Ik verklaar me nader, en begin hierbij met wat op een detail kan lijken. De auteur heeft het systematisch over Konzerne als hij over Duitse bedrijven spreekt. Nergens geeft hij daaraan een specifieke technische betekenis 3 of een aanwijzing dat een Duits Konzern iets heel anders is dan een Frans, Nederlands of Brits concern. Het systematisch gebruik van een Duits woord in een Franse tekst creëert naar mijn gevoel wel een bepaalde sfeer. Die wordt nog versterkt door het feit dat de auteur negen keer op de tien het adjectief ‘germanique’ gebruikt in plaats van ‘allemand’.

Om nu van het anecdotische naar de kern van de zaak te gaan: Odent interpreteert de koers die de Europese Unie sinds de Duitse eenmaking is ingeslagen niet als de neoliberalisering, maar als de germanisering van Europa. Zijn veelvuldig gebruik van de term ordoliberalisme is daarbij een soort codewoord: ordoliberalisering = germanisering. Eigenlijk wordt deze thesis al van de eerste bladzijden aangekondigd: “We zullen in het hele verloop van dit boek aantonen hoe het ‘model’ van het land van de Konzerne de referentie is geworden voor Europa en de eurozone” (pag. 10). En dat is inderdaad wat de auteur verder probeert aan te tonen. Wat we in Europa aan het meemaken zijn is een machtsgreep van de machtige Duitse bedrijven, de Konzerne, daarin gesteund door een Duitse politieke klasse die eindelijk haar diepste ordoliberale dromen kan realiseren. Haar taak wordt vergemakkelijkt door het feit dat de andere Europese regeringen zich bij elke etappe overgeven, onderworpen als ze zijn aan een austeritaire 4 discipline, hen opgelegd door een superieure technocratische (Duitse) instantie (pag. 29).

 

De ordoliberale invalshoek als oogklep

Niemand zal ontkennen dat Duitsland een politieke eersterangsrol speelt in de Europese Unie, en dat de invoering van de euro het Duitse establishment geen windeieren gelegd heeft; niet voor de staatskas die aan de laagste rentevoet kan lenen, niet voor de exportgerichte Duitse bedrijven. Op dit punt heeft de auteur gelijk om niet de gangbare interpretatie te volgen, namelijk dat de invoering van de euro een Duitse toegeving was, waarmee Frankrijk een te sterk eengemaakt Duitsland wou aan banden leggen. Als dit al de bedoeling van Mitterrand en de Franse politieke klasse zou geweest zijn was het toch een misrekening van formaat.

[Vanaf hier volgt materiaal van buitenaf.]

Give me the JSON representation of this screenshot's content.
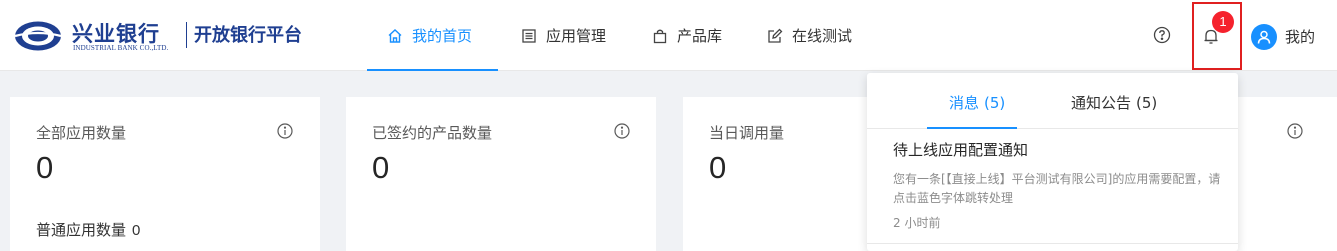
{
  "brand": {
    "name_cn": "兴业银行",
    "name_en": "INDUSTRIAL BANK CO.,LTD.",
    "platform": "开放银行平台",
    "color": "#1f3f91"
  },
  "nav": {
    "items": [
      {
        "label": "我的首页",
        "icon": "home-icon",
        "active": true
      },
      {
        "label": "应用管理",
        "icon": "app-list-icon",
        "active": false
      },
      {
        "label": "产品库",
        "icon": "bag-icon",
        "active": false
      },
      {
        "label": "在线测试",
        "icon": "edit-icon",
        "active": false
      }
    ],
    "accent": "#1890ff"
  },
  "header_right": {
    "help_icon": "question-circle-icon",
    "bell_icon": "bell-icon",
    "notification_count": "1",
    "avatar_icon": "user-icon",
    "user_label": "我的"
  },
  "cards": [
    {
      "title": "全部应用数量",
      "value": "0",
      "sub_label": "普通应用数量",
      "sub_value": "0"
    },
    {
      "title": "已签约的产品数量",
      "value": "0"
    },
    {
      "title": "当日调用量",
      "value": "0"
    }
  ],
  "notifications": {
    "tabs": [
      {
        "label": "消息",
        "count": "(5)",
        "active": true
      },
      {
        "label": "通知公告",
        "count": "(5)",
        "active": false
      }
    ],
    "messages": [
      {
        "title": "待上线应用配置通知",
        "body": "您有一条[【直接上线】平台测试有限公司]的应用需要配置，请点击蓝色字体跳转处理",
        "time": "2 小时前"
      }
    ]
  }
}
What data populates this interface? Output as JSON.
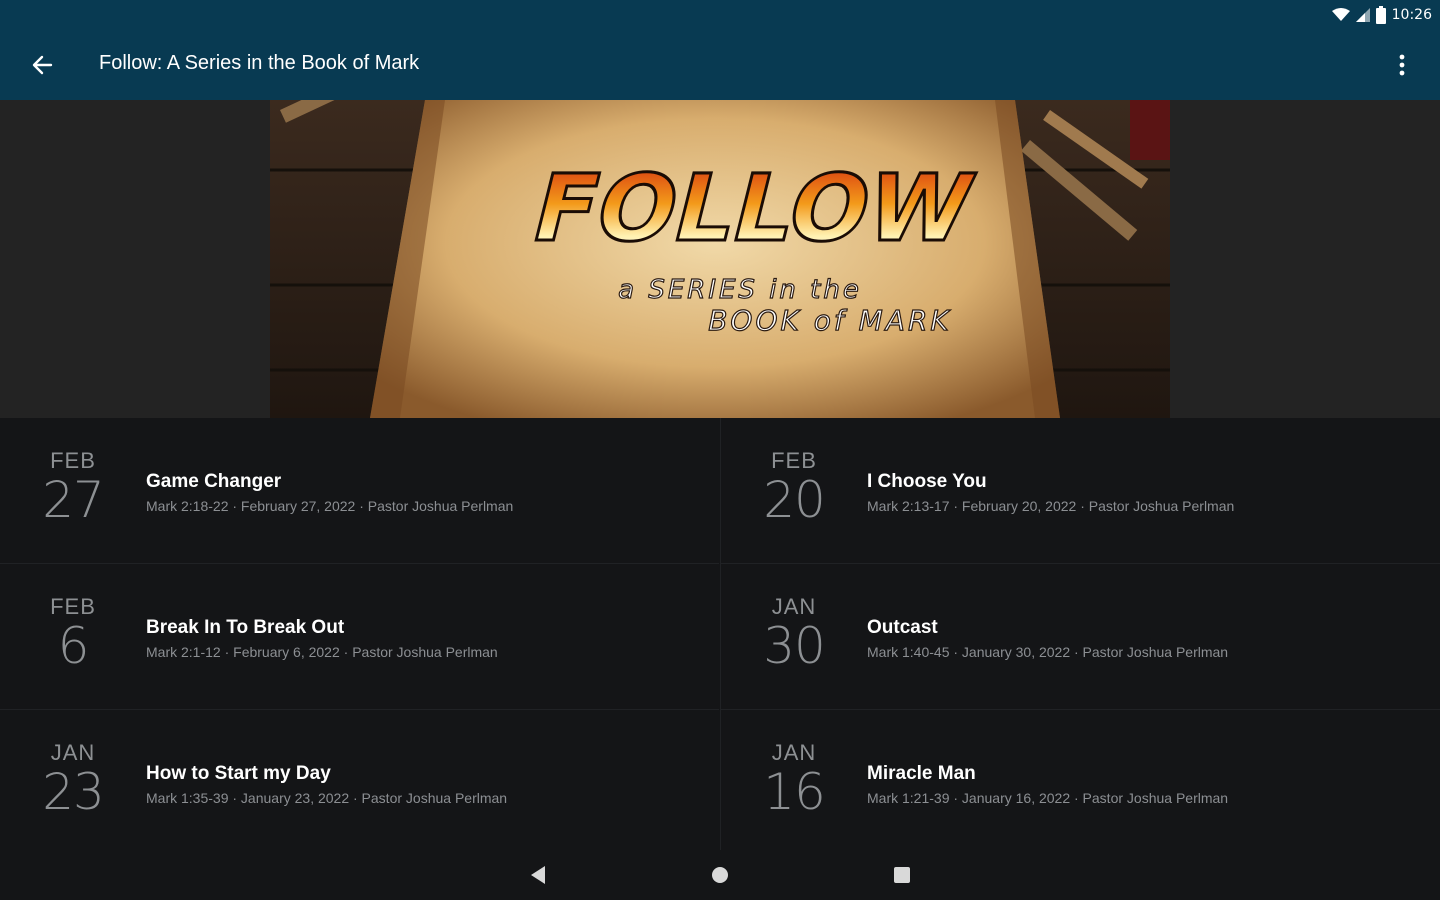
{
  "status_bar": {
    "time": "10:26",
    "icons": [
      "wifi-icon",
      "cellular-signal-icon",
      "battery-icon"
    ]
  },
  "app_bar": {
    "title": "Follow: A Series in the Book of Mark",
    "back_icon": "arrow-back-icon",
    "menu_icon": "more-vert-icon",
    "color": "#083a52"
  },
  "banner": {
    "headline": "FOLLOW",
    "subtitle_line1": "a SERIES in the",
    "subtitle_line2": "BOOK of MARK"
  },
  "sermons": [
    {
      "month": "FEB",
      "day": "27",
      "title": "Game Changer",
      "meta": "Mark 2:18-22 · February 27, 2022 · Pastor Joshua Perlman"
    },
    {
      "month": "FEB",
      "day": "20",
      "title": "I Choose You",
      "meta": "Mark 2:13-17 · February 20, 2022 · Pastor Joshua Perlman"
    },
    {
      "month": "FEB",
      "day": "6",
      "title": "Break In To Break Out",
      "meta": "Mark 2:1-12 · February 6, 2022 · Pastor Joshua Perlman"
    },
    {
      "month": "JAN",
      "day": "30",
      "title": "Outcast",
      "meta": "Mark 1:40-45 · January 30, 2022 · Pastor Joshua Perlman"
    },
    {
      "month": "JAN",
      "day": "23",
      "title": "How to Start my Day",
      "meta": "Mark 1:35-39 · January 23, 2022 · Pastor Joshua Perlman"
    },
    {
      "month": "JAN",
      "day": "16",
      "title": "Miracle Man",
      "meta": "Mark 1:21-39 · January 16, 2022 · Pastor Joshua Perlman"
    }
  ],
  "nav_bar": {
    "icons": [
      "back-triangle-icon",
      "home-circle-icon",
      "recents-square-icon"
    ]
  }
}
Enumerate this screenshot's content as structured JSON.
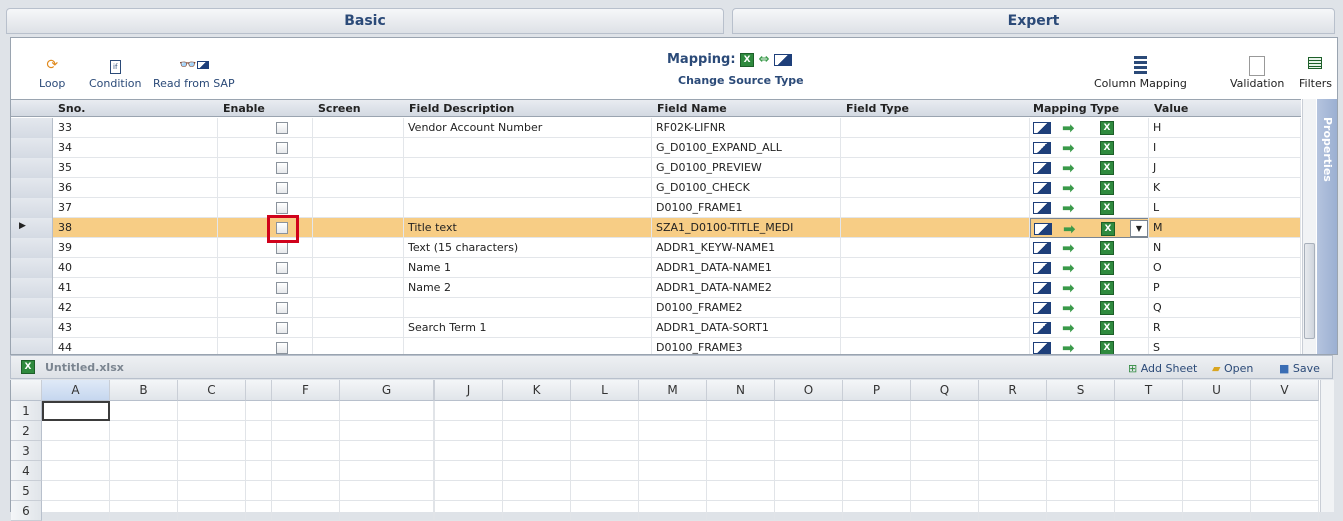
{
  "tabs": {
    "basic": "Basic",
    "expert": "Expert"
  },
  "toolbar": {
    "loop": "Loop",
    "condition": "Condition",
    "read_from_sap": "Read from SAP",
    "mapping_label": "Mapping:",
    "change_source_type": "Change Source Type",
    "column_mapping": "Column Mapping",
    "validation": "Validation",
    "filters": "Filters"
  },
  "grid": {
    "headers": {
      "sno": "Sno.",
      "enable": "Enable",
      "screen": "Screen",
      "field_description": "Field Description",
      "field_name": "Field Name",
      "field_type": "Field Type",
      "mapping_type": "Mapping Type",
      "value": "Value"
    },
    "rows": [
      {
        "sno": "33",
        "desc": "Vendor Account Number",
        "name": "RF02K-LIFNR",
        "type": "",
        "value": "H"
      },
      {
        "sno": "34",
        "desc": "",
        "name": "G_D0100_EXPAND_ALL",
        "type": "",
        "value": "I"
      },
      {
        "sno": "35",
        "desc": "",
        "name": "G_D0100_PREVIEW",
        "type": "",
        "value": "J"
      },
      {
        "sno": "36",
        "desc": "",
        "name": "G_D0100_CHECK",
        "type": "",
        "value": "K"
      },
      {
        "sno": "37",
        "desc": "",
        "name": "D0100_FRAME1",
        "type": "",
        "value": "L"
      },
      {
        "sno": "38",
        "desc": "Title text",
        "name": "SZA1_D0100-TITLE_MEDI",
        "type": "",
        "value": "M"
      },
      {
        "sno": "39",
        "desc": "Text (15 characters)",
        "name": "ADDR1_KEYW-NAME1",
        "type": "",
        "value": "N"
      },
      {
        "sno": "40",
        "desc": "Name 1",
        "name": "ADDR1_DATA-NAME1",
        "type": "",
        "value": "O"
      },
      {
        "sno": "41",
        "desc": "Name 2",
        "name": "ADDR1_DATA-NAME2",
        "type": "",
        "value": "P"
      },
      {
        "sno": "42",
        "desc": "",
        "name": "D0100_FRAME2",
        "type": "",
        "value": "Q"
      },
      {
        "sno": "43",
        "desc": "Search Term 1",
        "name": "ADDR1_DATA-SORT1",
        "type": "",
        "value": "R"
      },
      {
        "sno": "44",
        "desc": "",
        "name": "D0100_FRAME3",
        "type": "",
        "value": "S"
      }
    ],
    "selected_row_index": 5
  },
  "properties_label": "Properties",
  "sheet": {
    "filename": "Untitled.xlsx",
    "add_sheet": "Add Sheet",
    "open": "Open",
    "save": "Save",
    "columns": [
      "A",
      "B",
      "C",
      "",
      "F",
      "G",
      "",
      "J",
      "K",
      "L",
      "M",
      "N",
      "O",
      "P",
      "Q",
      "R",
      "S",
      "T",
      "U",
      "V"
    ],
    "rows": [
      "1",
      "2",
      "3",
      "4",
      "5",
      "6"
    ]
  },
  "colors": {
    "accent": "#2b4a78",
    "selected_row": "#f7cd85",
    "highlight": "#d0021b"
  }
}
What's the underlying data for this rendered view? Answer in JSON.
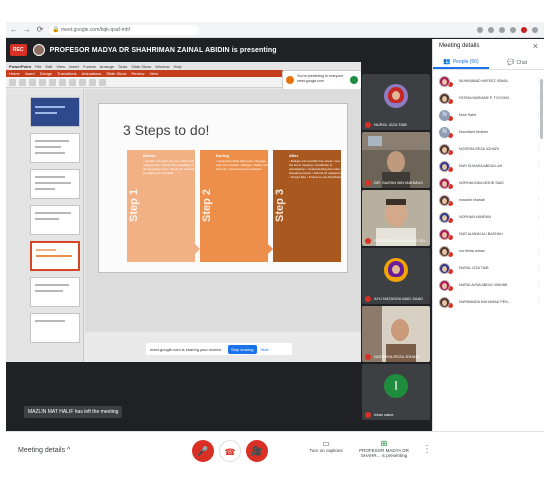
{
  "browser": {
    "url": "meet.google.com/bqk-qsaf-mhf"
  },
  "banner": {
    "rec": "REC",
    "presenter_text": "PROFESOR MADYA DR SHAHRIMAN ZAINAL ABIDIN is presenting"
  },
  "screen": {
    "ppt_menu": [
      "PowerPoint",
      "File",
      "Edit",
      "View",
      "Insert",
      "Format",
      "Arrange",
      "Tools",
      "Slide Show",
      "Window",
      "Help"
    ],
    "ppt_tabs": [
      "Home",
      "Insert",
      "Design",
      "Transitions",
      "Animations",
      "Slide Show",
      "Review",
      "View"
    ],
    "notice_text": "You're presenting to everyone meet.google.com",
    "slide": {
      "title": "3 Steps to do!",
      "steps": [
        {
          "label": "Step 1",
          "heading": "Before",
          "color": "#f2b184",
          "text": "• Identify a location for you • Inform all material lists • Check the availability of all necessary tools • Study the manual • Complete the checklist"
        },
        {
          "label": "Step 2",
          "heading": "During",
          "color": "#ed8f4a",
          "text": "• Inspecting while field work • Engage with communities • Budget • Safety and Security • Document any incidents"
        },
        {
          "label": "Step 3",
          "heading": "After",
          "color": "#a9581f",
          "text": "• Budget and monthly time sheet • Get the list of meeting • Certificate of participation • Understanding the rules • Speaking review • Submit for equipment • Output files • Protest to use Shorthand"
        }
      ]
    },
    "share_bar": {
      "text": "meet.google.com is sharing your screen.",
      "stop": "Stop sharing",
      "hide": "Hide"
    }
  },
  "toast": "MAZLIN MAT HALIF has left the meeting",
  "tiles": [
    {
      "name": "NURUL IZZA TAIB",
      "type": "avatar"
    },
    {
      "name": "DR. SAIFAN BIN MAHMUD",
      "type": "video"
    },
    {
      "name": "PROFESOR MADYA DR SH...",
      "type": "video"
    },
    {
      "name": "AYU NATASHA MAD SAAD",
      "type": "avatar"
    },
    {
      "name": "NOORISA REZA JOHARI",
      "type": "video"
    },
    {
      "name": "Intan zaine",
      "type": "letter",
      "letter": "I"
    }
  ],
  "panel": {
    "title": "Meeting details",
    "tabs": [
      {
        "label": "People (56)",
        "icon": "people-icon",
        "active": true
      },
      {
        "label": "Chat",
        "icon": "chat-icon",
        "active": false
      }
    ],
    "people": [
      "MUHAMMAD HAFEEZ ISMAIL",
      "FATIMA MARIANE P. TOYONG",
      "Nuur Sabri",
      "Noorhikmi Ibrahim",
      "NOORSA REZA JOHARI",
      "NUR SUHADA ABDULLAH",
      "NORHALINDA MOHD SAID",
      "norazrin shahab",
      "NORHAN KAMRAN",
      "NUR ALIANN ALI BASHAH",
      "nur fiesta adnan",
      "NURUL IZZA TAIB",
      "NURULAYNA ABDUL WAHAB",
      "NURWANDA MUHAMAD PEN..."
    ]
  },
  "controls": {
    "meeting_details": "Meeting details",
    "captions": "Turn on captions",
    "presenting": "PROFESOR MADYA DR SHAHR... is presenting"
  },
  "colors": {
    "mute_red": "#d93025",
    "meet_dark": "#202124",
    "accent_blue": "#1a73e8",
    "ppt_orange": "#c43e1c"
  }
}
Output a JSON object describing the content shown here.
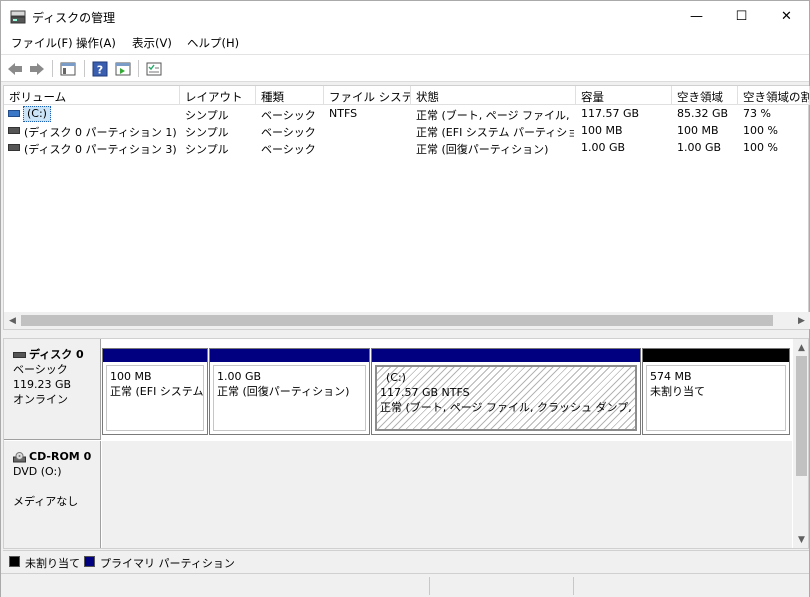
{
  "window": {
    "title": "ディスクの管理",
    "minimize": "—",
    "maximize": "☐",
    "close": "✕"
  },
  "menu": [
    "ファイル(F)",
    "操作(A)",
    "表示(V)",
    "ヘルプ(H)"
  ],
  "columns": [
    "ボリューム",
    "レイアウト",
    "種類",
    "ファイル システム",
    "状態",
    "容量",
    "空き領域",
    "空き領域の割"
  ],
  "volumes": [
    {
      "name": "(C:)",
      "layout": "シンプル",
      "type": "ベーシック",
      "fs": "NTFS",
      "status": "正常 (ブート, ページ ファイル, ク...",
      "capacity": "117.57 GB",
      "free": "85.32 GB",
      "pct": "73 %"
    },
    {
      "name": "(ディスク 0 パーティション 1)",
      "layout": "シンプル",
      "type": "ベーシック",
      "fs": "",
      "status": "正常 (EFI システム パーティション)",
      "capacity": "100 MB",
      "free": "100 MB",
      "pct": "100 %"
    },
    {
      "name": "(ディスク 0 パーティション 3)",
      "layout": "シンプル",
      "type": "ベーシック",
      "fs": "",
      "status": "正常 (回復パーティション)",
      "capacity": "1.00 GB",
      "free": "1.00 GB",
      "pct": "100 %"
    }
  ],
  "disk0": {
    "name": "ディスク 0",
    "type": "ベーシック",
    "size": "119.23 GB",
    "state": "オンライン",
    "partitions": [
      {
        "line1": "100 MB",
        "line2": "正常 (EFI システム ,",
        "label": ""
      },
      {
        "line1": "1.00 GB",
        "line2": "正常 (回復パーティション)",
        "label": ""
      },
      {
        "label": "(C:)",
        "line1": "117.57 GB NTFS",
        "line2": "正常 (ブート, ページ ファイル, クラッシュ ダンプ, ベーシック"
      },
      {
        "line1": "574 MB",
        "line2": "未割り当て",
        "label": ""
      }
    ]
  },
  "cdrom": {
    "name": "CD-ROM 0",
    "type": "DVD (O:)",
    "state": "メディアなし"
  },
  "legend": {
    "unallocated": "未割り当て",
    "primary": "プライマリ パーティション"
  },
  "colors": {
    "primary": "#000080",
    "unallocated": "#000000",
    "selection": "#cce4f7"
  }
}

Maar de ‘ordoliberale’ lezing van de evolutie van de EU leidt wel tot een vrij enge visie op wat er in Europa en wereldwijd aan het gebeuren is. De meeste ­ – daarom niet noodzakelijk linkse –  ­ analyses gaan er vanuit dat de naoorlogse welvaartsstaat, of het ‘fordistisch compromis’, vanaf de jaren 70 in de verdrukking kwam en vanaf de jaren 80 steeds meer verdrongen werd door neoliberale principes. Hieraan worden de namen van Reagan en Thatcher verbonden als iconen voor fundamentele tendensen in het beheer van de kapitalistische wereldeconomie. Het herstel van de winstvoet loopt parallel met de afbouw van verworvenheden van de arbeidersbeweging, het kapitaal krijgt gaandeweg zijn bewegingsvrijheid terug die het als reactie op de Grote Depressie van de jaren 30 erbij ingeschoten was, de financiële sector wordt een ‘industrie’, enzovoort. Vanuit historisch standpunt waren de Golden Sixties in feite een intermezzo, waarna het kapitalisme zich in toenemende mate opnieuw ongehinderd aan zijn basale driften kon overgeven.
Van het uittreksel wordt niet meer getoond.